Nickel felt with drawn fiber for PTLs in Hydrogen Production

Nickel felt with drawn fiber for PTLs in Hydrogen Production
https://www.toptitech.com/microporous-filter-components/nickel-felt-with-drawn-fiber-for-ptls-in.html

Serving as the core material for the porous transport layer (PTL) in hydrogen electrolyzers, TOPTITECH's nickel felt is 0.8 mm thick and manufactured using innovative precision drawing technology. This process achieves exceptional uniformity in fiber diameter and morphology, with a porosity precisely controlled at approximately 70%.
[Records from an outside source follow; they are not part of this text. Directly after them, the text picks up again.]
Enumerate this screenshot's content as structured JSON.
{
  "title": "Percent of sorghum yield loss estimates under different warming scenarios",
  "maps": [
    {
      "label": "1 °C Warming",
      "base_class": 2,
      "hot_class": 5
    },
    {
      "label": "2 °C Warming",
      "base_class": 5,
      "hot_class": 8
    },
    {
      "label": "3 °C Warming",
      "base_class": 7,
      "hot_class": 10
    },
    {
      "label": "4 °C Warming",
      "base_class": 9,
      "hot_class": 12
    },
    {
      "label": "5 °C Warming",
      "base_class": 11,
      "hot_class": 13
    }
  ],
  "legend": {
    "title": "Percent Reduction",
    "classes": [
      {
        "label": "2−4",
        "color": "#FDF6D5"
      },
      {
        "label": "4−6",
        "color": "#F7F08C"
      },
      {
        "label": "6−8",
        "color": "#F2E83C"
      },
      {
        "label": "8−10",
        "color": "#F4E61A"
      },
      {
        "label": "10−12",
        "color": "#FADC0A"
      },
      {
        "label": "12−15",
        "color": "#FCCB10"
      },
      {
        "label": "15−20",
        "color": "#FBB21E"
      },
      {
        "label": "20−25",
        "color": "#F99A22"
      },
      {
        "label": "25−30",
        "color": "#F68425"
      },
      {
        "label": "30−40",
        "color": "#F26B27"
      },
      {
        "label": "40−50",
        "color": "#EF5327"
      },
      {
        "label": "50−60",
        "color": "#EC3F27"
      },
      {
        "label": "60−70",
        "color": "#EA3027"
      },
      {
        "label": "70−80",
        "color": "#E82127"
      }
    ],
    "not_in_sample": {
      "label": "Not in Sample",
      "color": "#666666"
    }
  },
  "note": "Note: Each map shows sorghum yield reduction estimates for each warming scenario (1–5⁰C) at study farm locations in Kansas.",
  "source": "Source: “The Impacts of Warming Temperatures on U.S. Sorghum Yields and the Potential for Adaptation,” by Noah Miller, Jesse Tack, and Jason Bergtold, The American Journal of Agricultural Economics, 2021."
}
The drawing process results in exceptionally smooth and consistent fiber surface and diameter, fundamentally resolving the unstable pore structure caused by uneven fiber thickness in conventional felts, thereby ensuring reliable gas-liquid transport within the electrolyzer.

Specifications

Material: Nickel 200 (N6)

Dimensions: 145 × 145 × 0.8 mm

Porosity: ~70%

Fiber Type: Drawn (round fiber)

Manufacturing Process: Sintering

Key Features

1. Precise fiber control achieved through drawing technology

This technology utilizes solid metal drawing, rather than cutting. This uniform fiber diameter enables predictable pore structure behavior, providing an accurate simulation foundation for electrolyzer design.
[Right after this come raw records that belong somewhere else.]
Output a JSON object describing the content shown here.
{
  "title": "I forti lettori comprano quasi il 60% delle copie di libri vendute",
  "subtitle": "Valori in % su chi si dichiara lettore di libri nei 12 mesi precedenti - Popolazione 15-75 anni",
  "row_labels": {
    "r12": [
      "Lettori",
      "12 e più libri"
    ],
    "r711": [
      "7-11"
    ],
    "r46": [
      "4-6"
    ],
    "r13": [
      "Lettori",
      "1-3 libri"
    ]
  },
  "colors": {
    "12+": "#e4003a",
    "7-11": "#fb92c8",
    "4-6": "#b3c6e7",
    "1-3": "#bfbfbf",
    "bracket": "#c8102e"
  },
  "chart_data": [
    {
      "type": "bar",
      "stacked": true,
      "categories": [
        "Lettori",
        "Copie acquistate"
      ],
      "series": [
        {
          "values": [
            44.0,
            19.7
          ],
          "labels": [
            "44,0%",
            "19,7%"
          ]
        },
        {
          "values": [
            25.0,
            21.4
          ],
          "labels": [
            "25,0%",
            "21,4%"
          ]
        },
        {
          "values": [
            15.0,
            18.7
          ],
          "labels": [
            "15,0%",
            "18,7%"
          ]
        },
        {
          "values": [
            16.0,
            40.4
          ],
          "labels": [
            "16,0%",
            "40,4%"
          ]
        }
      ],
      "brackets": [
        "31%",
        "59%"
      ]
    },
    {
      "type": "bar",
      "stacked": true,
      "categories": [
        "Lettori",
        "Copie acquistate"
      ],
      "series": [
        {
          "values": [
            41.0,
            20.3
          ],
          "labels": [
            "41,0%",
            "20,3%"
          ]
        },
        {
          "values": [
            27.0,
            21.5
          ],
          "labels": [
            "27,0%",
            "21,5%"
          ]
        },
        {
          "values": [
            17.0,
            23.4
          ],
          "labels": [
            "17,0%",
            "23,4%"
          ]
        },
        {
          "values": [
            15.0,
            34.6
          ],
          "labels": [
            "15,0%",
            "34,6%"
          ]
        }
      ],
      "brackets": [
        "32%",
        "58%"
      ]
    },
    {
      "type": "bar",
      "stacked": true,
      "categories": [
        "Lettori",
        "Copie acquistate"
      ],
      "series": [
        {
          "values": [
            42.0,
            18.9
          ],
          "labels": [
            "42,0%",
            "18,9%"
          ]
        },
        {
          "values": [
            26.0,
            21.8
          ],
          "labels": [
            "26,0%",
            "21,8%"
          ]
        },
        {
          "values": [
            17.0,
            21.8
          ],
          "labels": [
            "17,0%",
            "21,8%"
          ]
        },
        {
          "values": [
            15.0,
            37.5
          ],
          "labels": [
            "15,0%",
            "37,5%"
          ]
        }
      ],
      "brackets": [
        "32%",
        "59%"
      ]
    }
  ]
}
2. Highly Uniform Pore Network

The uniform fibers form a narrowly distributed pore structure. This uniform structure suppresses local hot spots and bubble blockage, ensuring stable high-current density operation.

3. Optimized Electrochemical Interface

The fibers establish a low-impedance contact with the catalyst layer, resulting in lower electrode contact resistance than traditional nickel felt. The smooth surface also minimizes catalyst particle embedding loss, extending the life of the membrane electrode assembly (MEA).
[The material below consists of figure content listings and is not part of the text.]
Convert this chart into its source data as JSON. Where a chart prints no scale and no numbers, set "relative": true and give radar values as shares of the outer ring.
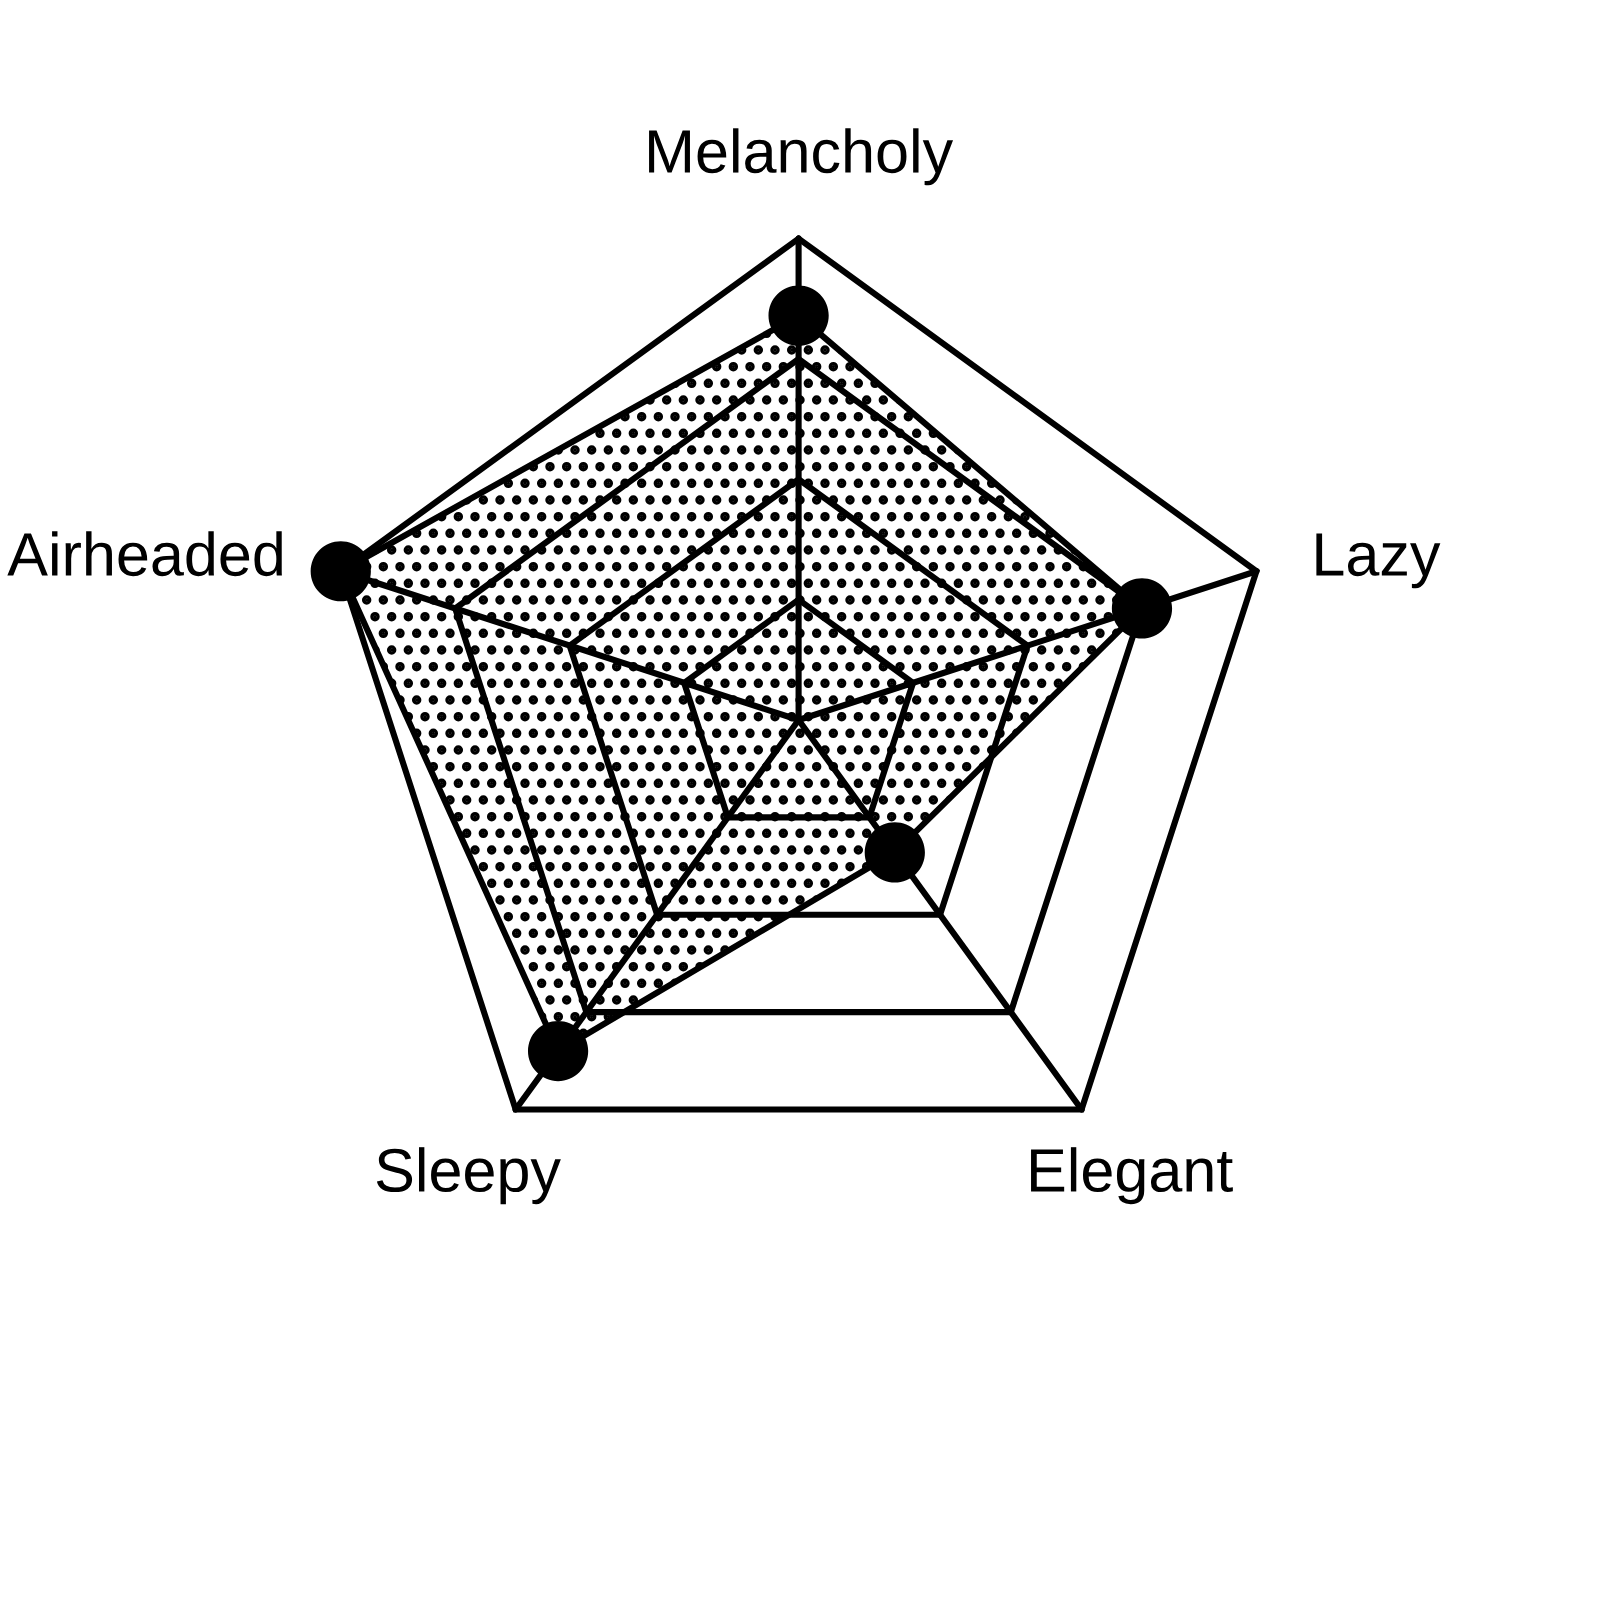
{
  "chart_data": {
    "type": "radar",
    "categories": [
      "Melancholy",
      "Lazy",
      "Elegant",
      "Sleepy",
      "Airheaded"
    ],
    "relative": true,
    "series": [
      {
        "color": "#000000",
        "values": [
          0.84,
          0.75,
          0.34,
          0.85,
          1.0
        ]
      }
    ],
    "grid": true,
    "marker": "circle"
  }
}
4. Customizable Product Options

This nickel felt can be customized in thickness and porosity to meet specific customer needs. This allows for use and testing in various devices and application scenarios.

Applications

Proton Exchange Membrane (PEM) Electrolyzer Components

Used as a high-efficiency proton transport layer (PTL), its uniform pores enhance proton conduction and optimize water/gas two-phase flow distribution.

Alkaline electrolyzer electrodes

After surface activation, this material can serve as a 3D electrode substrate, boasting a higher surface area than traditional materials.

Fuel cell gas diffusion layer (GDL)

In fuel cell environments, its corrosion resistance is many times greater than that of traditional carbon paper.

Catalytic reactors

The combination of ultra-high porosity and electrical conductivity significantly improves catalyst dispersion.